Çok kısa sürecek bu girişim her şeye rağmen Osmanlı feodalizminin sonlandığı anlamına geliyordu. Ama anayasayı rafa kaldırıp, parlamentoyu fesheden Abdülhamit 33 yıl sürecek İstibdat Dönemi’nde tüm muhaliflere ama özellikle Ermenilere yönelik katliam ve sürgün girişimlerinde bulundu. 300 bin Ermeni’nin hayatını kaybedeceği bu süreç, Hristiyan uluslara yönelik sürecek olan soykırım planının başlangıcı oldu. 1.Dünya Savaşı’na Almanların safında giren Osmanlı, 1915 yılında Ermenilere yönelik 1,5 milyon insanın hayatını kaybettiği dünyanın en büyük soykırımına imza attı. Hristiyan nüfusa yönelik ilk tehcir (sürgün) ise 1911’de Rumlara yönelik gerçekleştirildi. 1916 yılından itibaren ise iki yıl sürecek “Rumların Tehciri” ile bu süreç devam etti; 1919’a kadar 300 bine yakın Süryani ve 150 bin Pontos Rum’u da hayatını kaybetti.

Resmi tarihe göre ‘Milli Mücadele’nin başlangıcı kabul edilen 19 Mayıs 1919 tarihi ise Pontoslu Rumlar için acı, hüzün, işkence, ölüm; SOYKIRIM demektir.
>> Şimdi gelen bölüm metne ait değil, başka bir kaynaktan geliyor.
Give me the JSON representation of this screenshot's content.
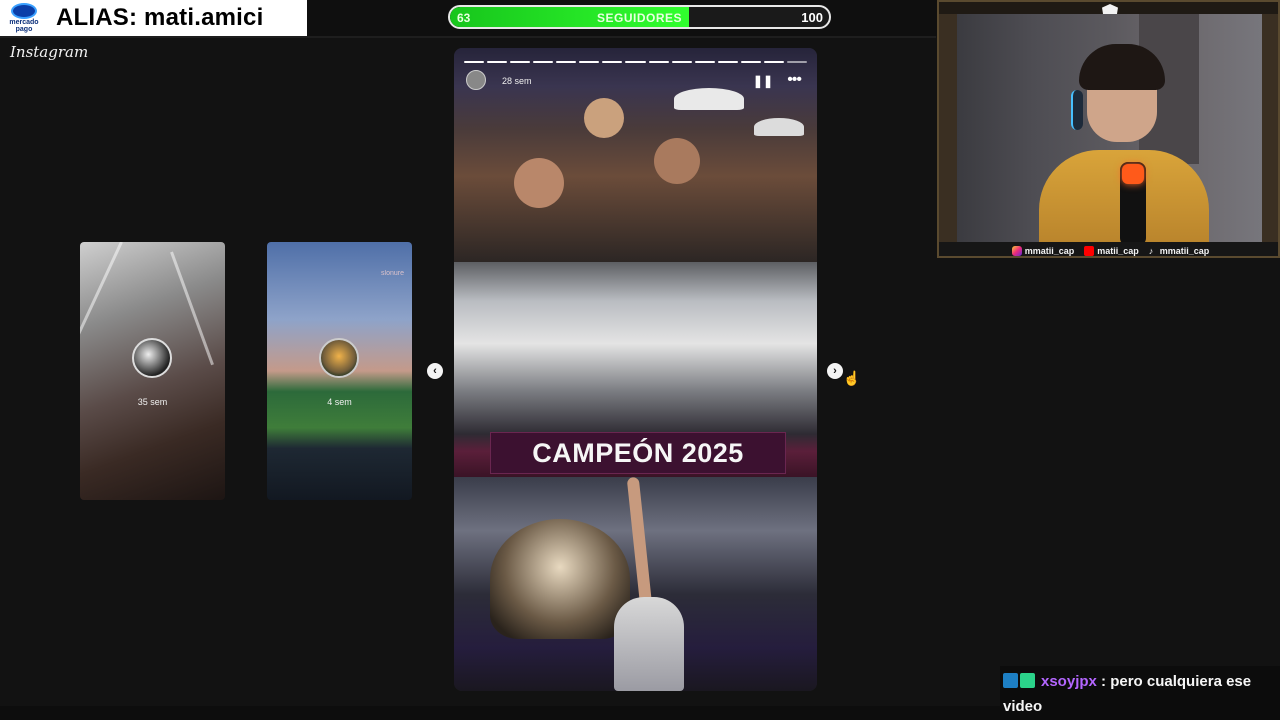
{
  "alias_banner": {
    "brand_line1": "mercado",
    "brand_line2": "pago",
    "alias": "ALIAS: mati.amici"
  },
  "instagram_label": "Instagram",
  "followers_goal": {
    "current": "63",
    "label": "SEGUIDORES",
    "target": "100",
    "progress_fraction": 0.63
  },
  "story_viewer": {
    "thumbnails": [
      {
        "time": "35 sem"
      },
      {
        "time": "4 sem",
        "brand": "slonure"
      }
    ],
    "active_story": {
      "time": "28 sem",
      "banner_text": "CAMPEÓN 2025",
      "progress_segments": 15,
      "segments_done": 14
    },
    "nav": {
      "prev": "‹",
      "next": "›"
    }
  },
  "webcam": {
    "socials": [
      {
        "icon": "instagram-icon",
        "handle": "mmatii_cap"
      },
      {
        "icon": "youtube-icon",
        "handle": "matii_cap"
      },
      {
        "icon": "tiktok-icon",
        "handle": "mmatii_cap"
      }
    ]
  },
  "chat": {
    "username": "xsoyjpx",
    "message": ": pero cualquiera ese video"
  },
  "colors": {
    "progress_green": "#31ff2e",
    "banner_maroon": "#3c1130",
    "chat_username": "#b466ff",
    "brand_blue": "#0b3ea8"
  }
}
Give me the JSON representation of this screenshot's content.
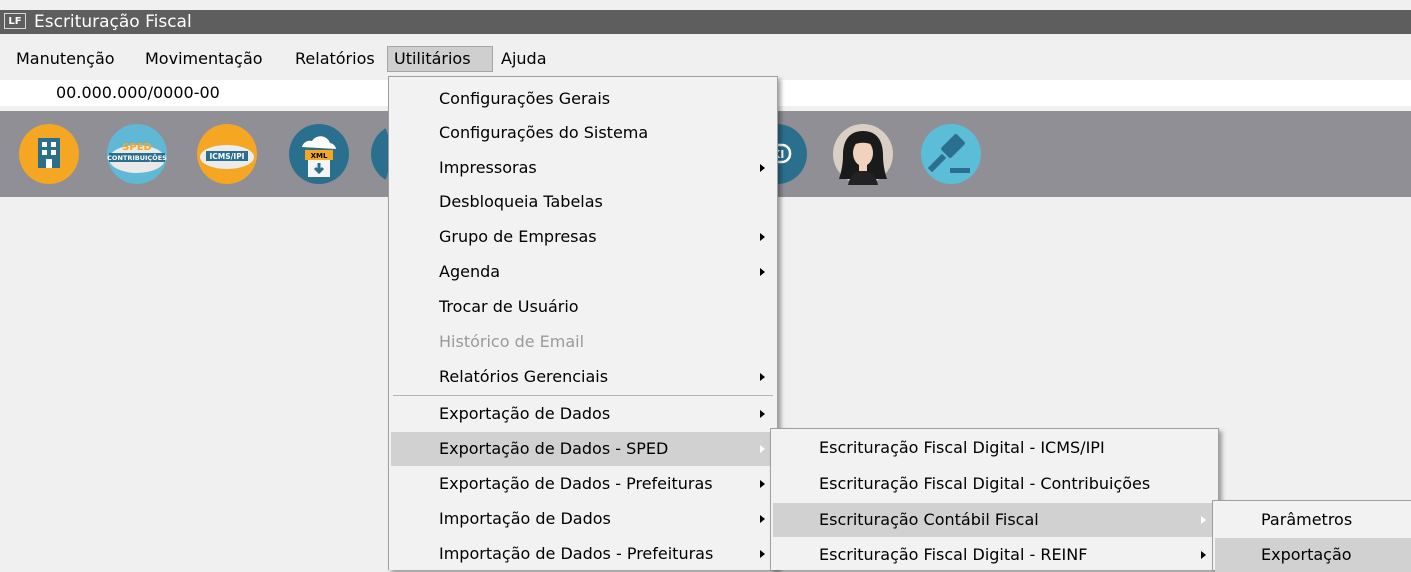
{
  "window": {
    "app_icon": "LF",
    "title": "Escrituração Fiscal"
  },
  "menubar": {
    "items": [
      "Manutenção",
      "Movimentação",
      "Relatórios",
      "Utilitários",
      "Ajuda"
    ]
  },
  "company": {
    "cnpj": "00.000.000/0000-00"
  },
  "toolbar": {
    "buttons": [
      {
        "icon": "building-icon"
      },
      {
        "icon": "sped-contribuicoes-icon",
        "top": "SPED",
        "bottom": "CONTRIBUIÇÕES"
      },
      {
        "icon": "icms-ipi-icon",
        "label": "ICMS/IPI"
      },
      {
        "icon": "xml-download-icon",
        "label": "XML"
      },
      {
        "icon": "partial-icon"
      },
      {
        "icon": "wiki-icon",
        "label": "KI"
      },
      {
        "icon": "assistant-avatar-icon"
      },
      {
        "icon": "gavel-icon"
      }
    ]
  },
  "utilitarios_menu": {
    "items": [
      {
        "label": "Configurações Gerais"
      },
      {
        "label": "Configurações do Sistema"
      },
      {
        "label": "Impressoras"
      },
      {
        "label": "Desbloqueia Tabelas"
      },
      {
        "label": "Grupo de Empresas"
      },
      {
        "label": "Agenda"
      },
      {
        "label": "Trocar de Usuário"
      },
      {
        "label": "Histórico de Email"
      },
      {
        "label": "Relatórios Gerenciais"
      },
      {
        "label": "Exportação de Dados"
      },
      {
        "label": "Exportação de Dados - SPED"
      },
      {
        "label": "Exportação de Dados - Prefeituras"
      },
      {
        "label": "Importação de Dados"
      },
      {
        "label": "Importação de Dados - Prefeituras"
      }
    ]
  },
  "sped_submenu": {
    "items": [
      {
        "label": "Escrituração Fiscal Digital - ICMS/IPI"
      },
      {
        "label": "Escrituração Fiscal Digital - Contribuições"
      },
      {
        "label": "Escrituração Contábil Fiscal"
      },
      {
        "label": "Escrituração Fiscal Digital - REINF"
      }
    ]
  },
  "ecf_submenu": {
    "items": [
      {
        "label": "Parâmetros"
      },
      {
        "label": "Exportação"
      }
    ]
  }
}
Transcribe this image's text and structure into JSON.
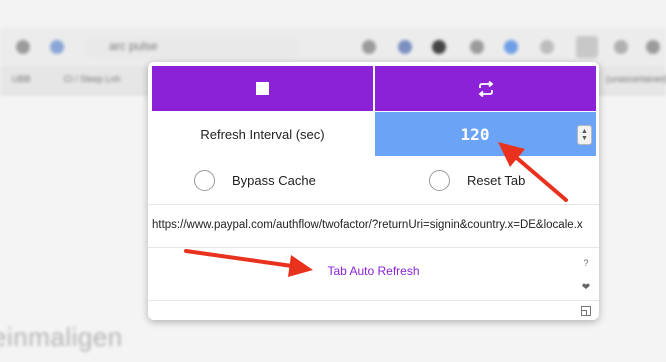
{
  "background": {
    "address_text": "arc pulse",
    "bookmarks": [
      "UBB",
      "Cl / Sleep Lnh",
      "(unascertained)"
    ],
    "page_heading": "einmaligen"
  },
  "popup": {
    "stop_icon": "stop-icon",
    "refresh_icon": "repeat-icon",
    "interval_label": "Refresh Interval (sec)",
    "interval_value": "120",
    "options": {
      "bypass_cache": "Bypass Cache",
      "reset_tab": "Reset Tab"
    },
    "url": "https://www.paypal.com/authflow/twofactor/?returnUri=signin&country.x=DE&locale.x",
    "brand_link": "Tab Auto Refresh",
    "side_icons": {
      "help": "?",
      "heart": "❤",
      "resize": "resize-icon"
    }
  },
  "colors": {
    "accent_purple": "#8b22d8",
    "interval_blue": "#6ba4f7",
    "arrow_red": "#e8321d"
  }
}
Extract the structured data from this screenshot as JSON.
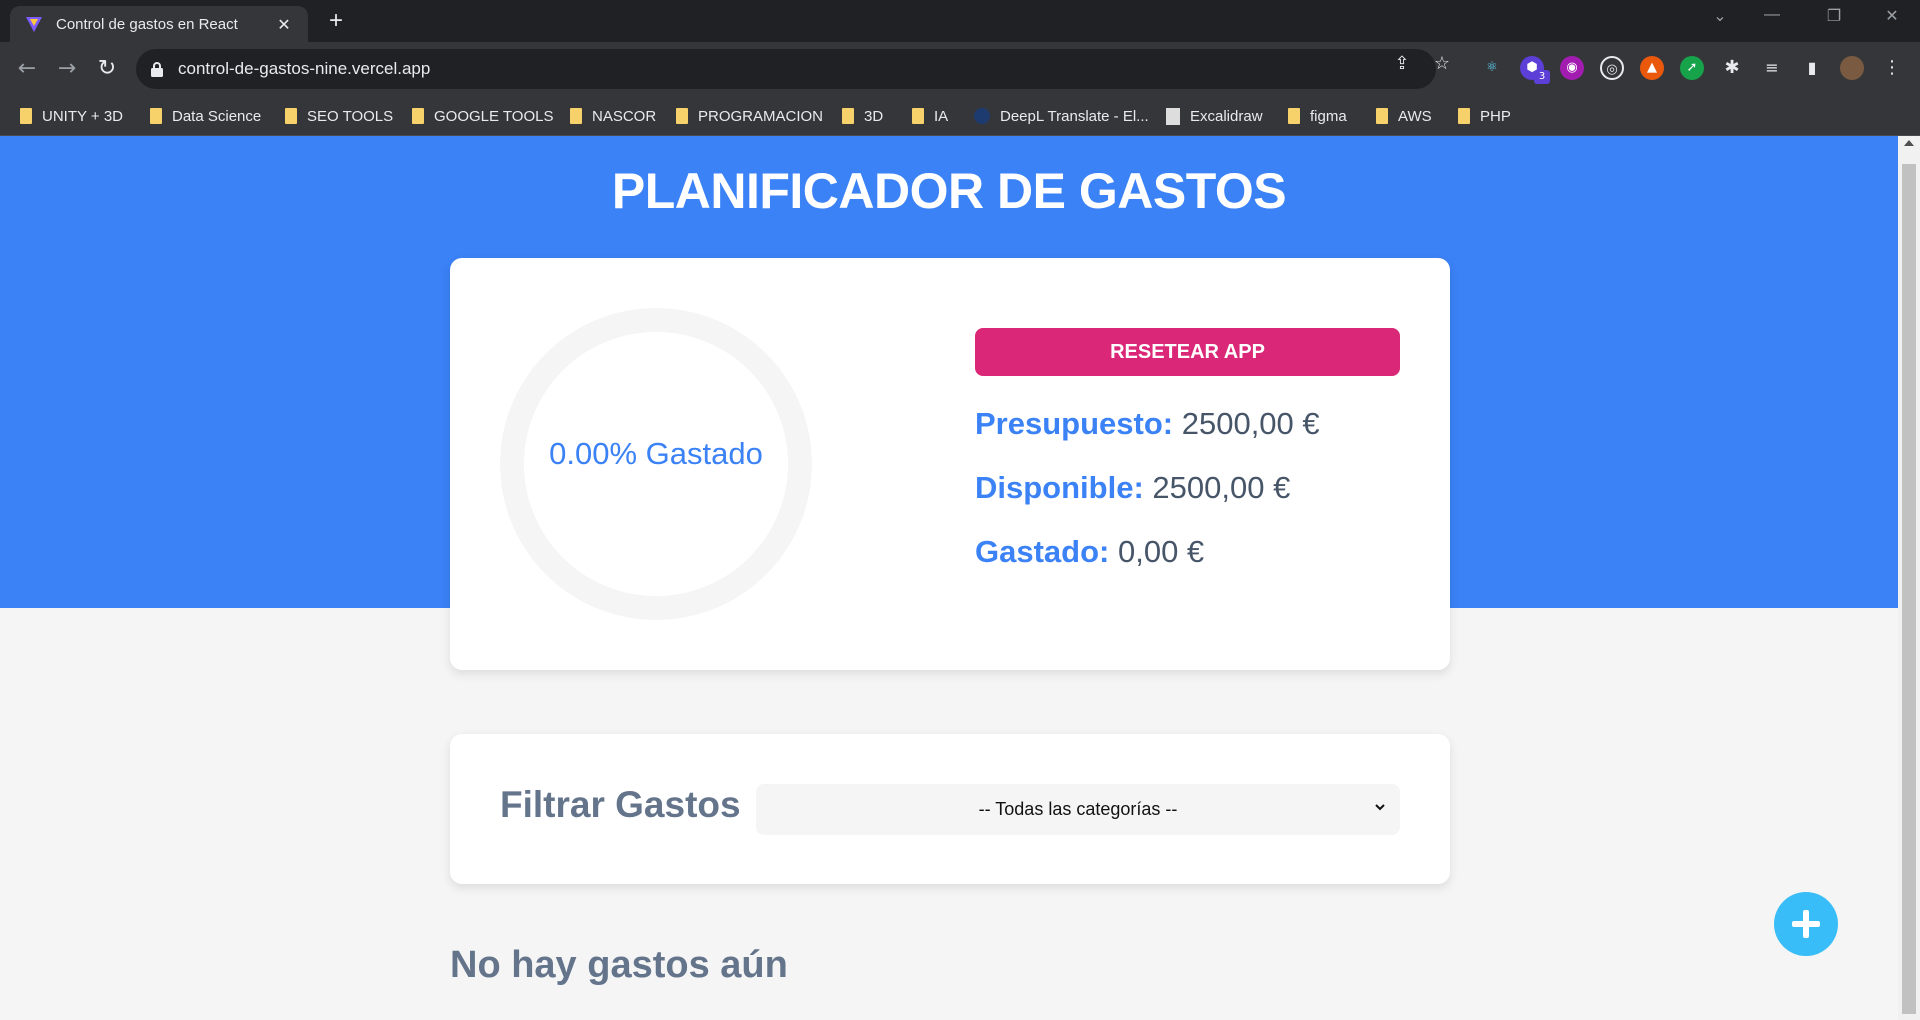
{
  "browser": {
    "tab_title": "Control de gastos en React",
    "url": "control-de-gastos-nine.vercel.app",
    "extension_badge": "3",
    "bookmarks": [
      {
        "label": "UNITY + 3D",
        "icon": "folder-icon"
      },
      {
        "label": "Data Science",
        "icon": "folder-icon"
      },
      {
        "label": "SEO TOOLS",
        "icon": "folder-icon"
      },
      {
        "label": "GOOGLE TOOLS",
        "icon": "folder-icon"
      },
      {
        "label": "NASCOR",
        "icon": "folder-icon"
      },
      {
        "label": "PROGRAMACION",
        "icon": "folder-icon"
      },
      {
        "label": "3D",
        "icon": "folder-icon"
      },
      {
        "label": "IA",
        "icon": "folder-icon"
      },
      {
        "label": "DeepL Translate - El...",
        "icon": "deepl-icon"
      },
      {
        "label": "Excalidraw",
        "icon": "page-icon"
      },
      {
        "label": "figma",
        "icon": "folder-icon"
      },
      {
        "label": "AWS",
        "icon": "folder-icon"
      },
      {
        "label": "PHP",
        "icon": "folder-icon"
      }
    ]
  },
  "app": {
    "title": "PLANIFICADOR DE GASTOS",
    "progress": {
      "percent_spent": 0.0,
      "label": "0.00% Gastado"
    },
    "reset_label": "RESETEAR APP",
    "stats": {
      "budget_label": "Presupuesto:",
      "budget_value": "2500,00 €",
      "available_label": "Disponible:",
      "available_value": "2500,00 €",
      "spent_label": "Gastado:",
      "spent_value": "0,00 €"
    },
    "filter": {
      "label": "Filtrar Gastos",
      "selected_option": "-- Todas las categorías --"
    },
    "empty_message": "No hay gastos aún"
  },
  "colors": {
    "hero_blue": "#3b82f6",
    "reset_pink": "#db2777",
    "fab_blue": "#38bdf8",
    "ring_track": "#f5f5f5"
  }
}
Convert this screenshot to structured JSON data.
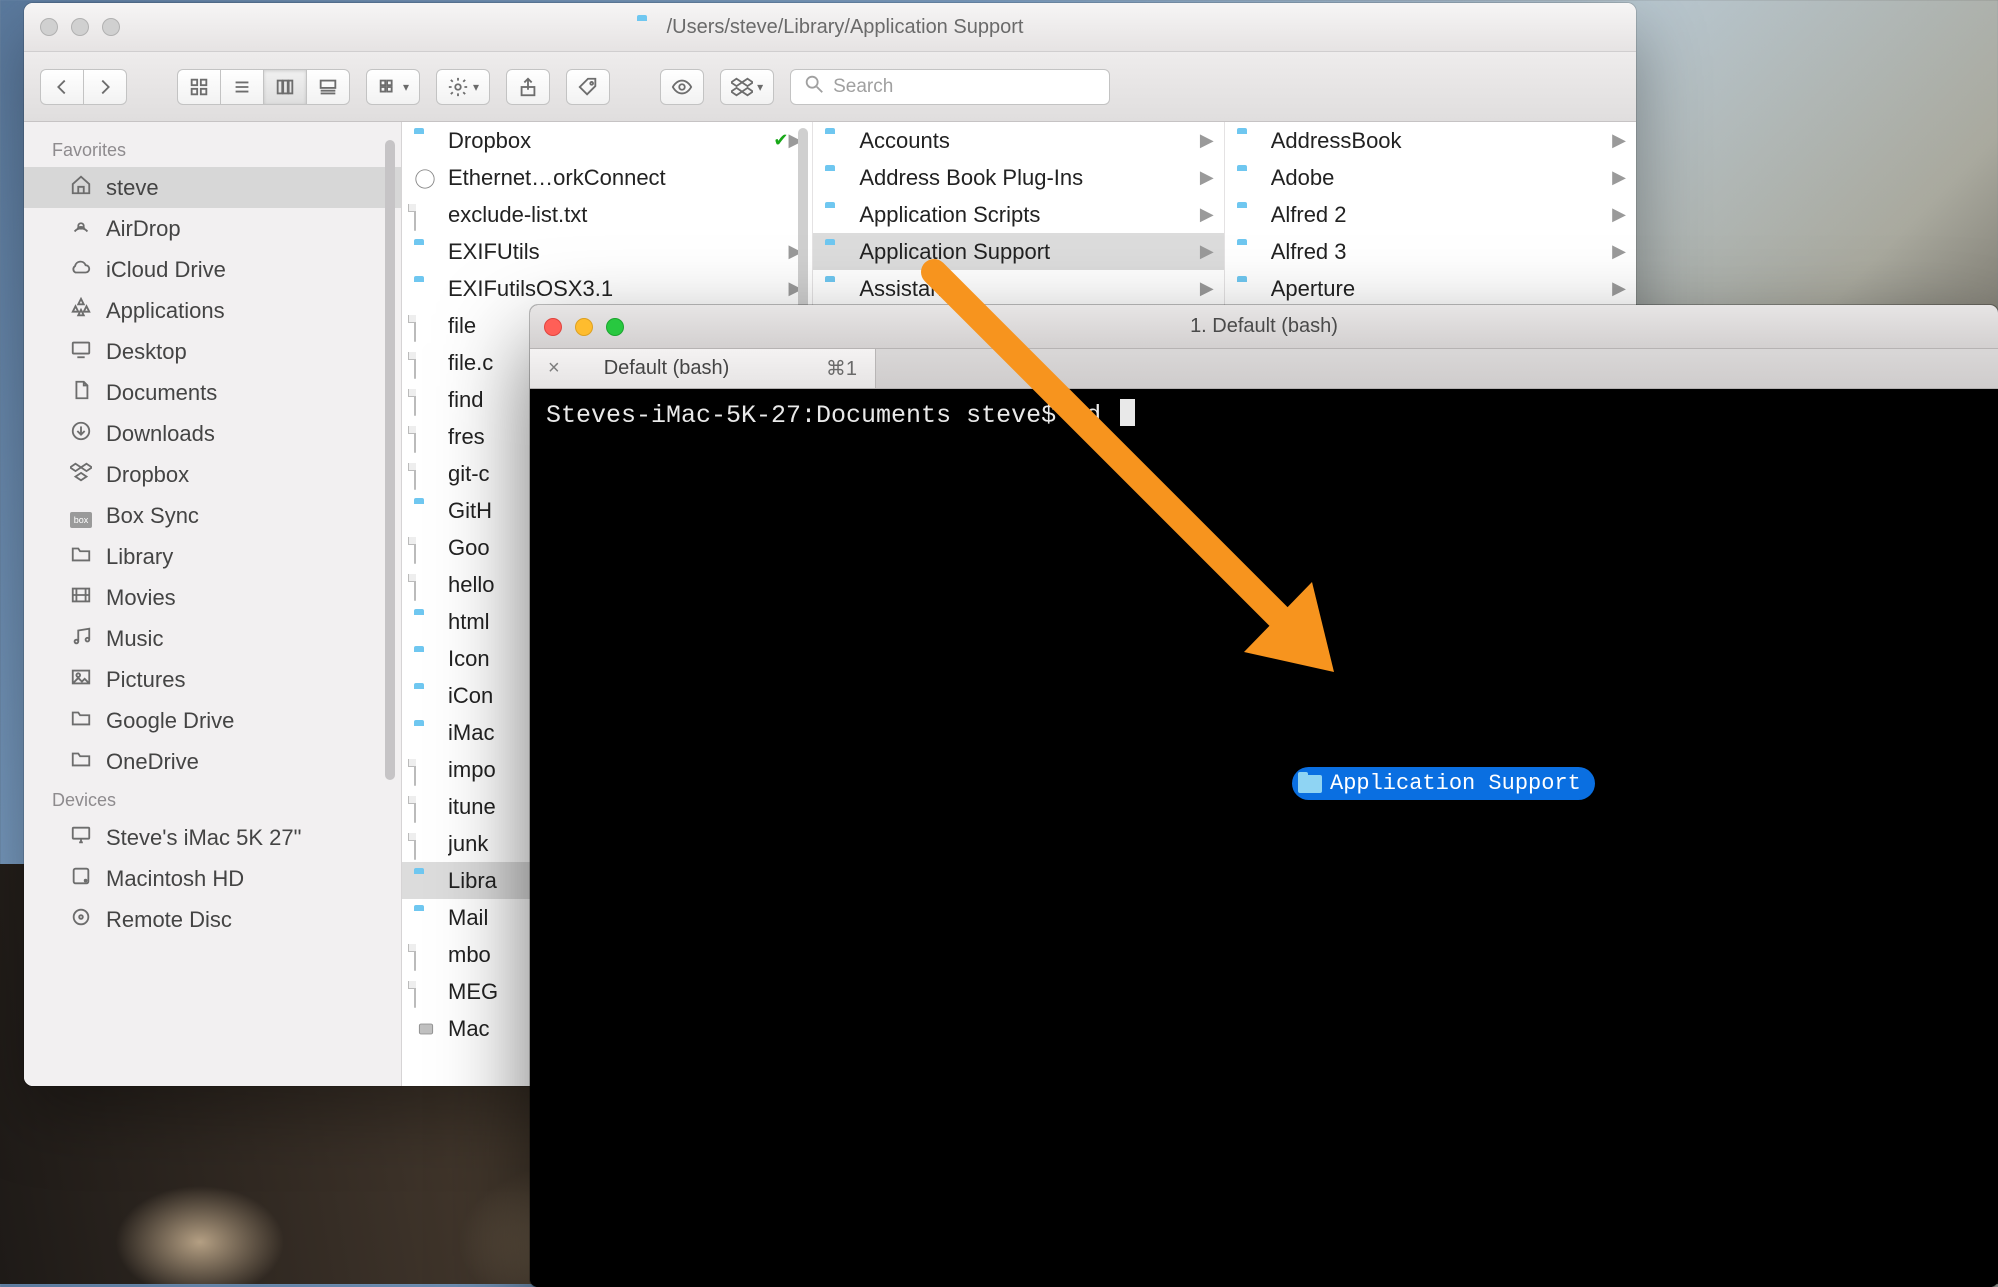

Bu tarih Abdülhamit ile başlayıp İttihatçılarla devam ettirilen Ermeni, Süryani ve Rumları kapsayan Hristiyanlara yönelik imha planının, üçüncü etabının başlamasıydı. Bu etap, ikinci etapta katledilen 150 bin Pontoslu Rum ile birlikte 353.000 kişinin canına, 1 milyon 250 bin Rum’un Mübadeleyle (Pontos’tan 200 bine yakın) sürgün edilmesine yol açtı. Bu süreçte ayrıca Pontos ve Küçük Asya’da yaşayan 800 bin Rum kayboldu, akıbetleri öğrenilemedi. Pontos’taki kayıpların arasında 25 bine yakın çocuk da vardı. Böylelikle sürgün ve kayıplarla birlikte 1876’dan itibaren toplam 4,5 milyon Hristiyan yok edildi. Asıl savaş Pontoslu Rumlara, Küçük Asya ve Anadolu’daki Hristiyanlara yönelik yapılmış ve memleket işgalcilerden değil, binlerce yıldır o topraklarda doğup büyüyen Hristiyanlardan kurtarılmıştır.

İTİRAF

4 Mayıs 1920 – 13 Aralık 1920 tarihlerinde TBMM Maarif Vekili (Milli Eğitim Bakanı), 24 Aralık 1921 – 27 Ekim 1923 tarihlerinde Sağlık Bakanlığı yapmış olan Dr. Rıza Nur’un Topal Osman ile yaptığı aşağıdaki konuşma ise soykırımın itirafı:

“Ağa, Pontus’u iyi temizle!” dedim.

“Temizliyorum” dedi.

“Rum köylerinde taş taş üstünde bırakma” dedim.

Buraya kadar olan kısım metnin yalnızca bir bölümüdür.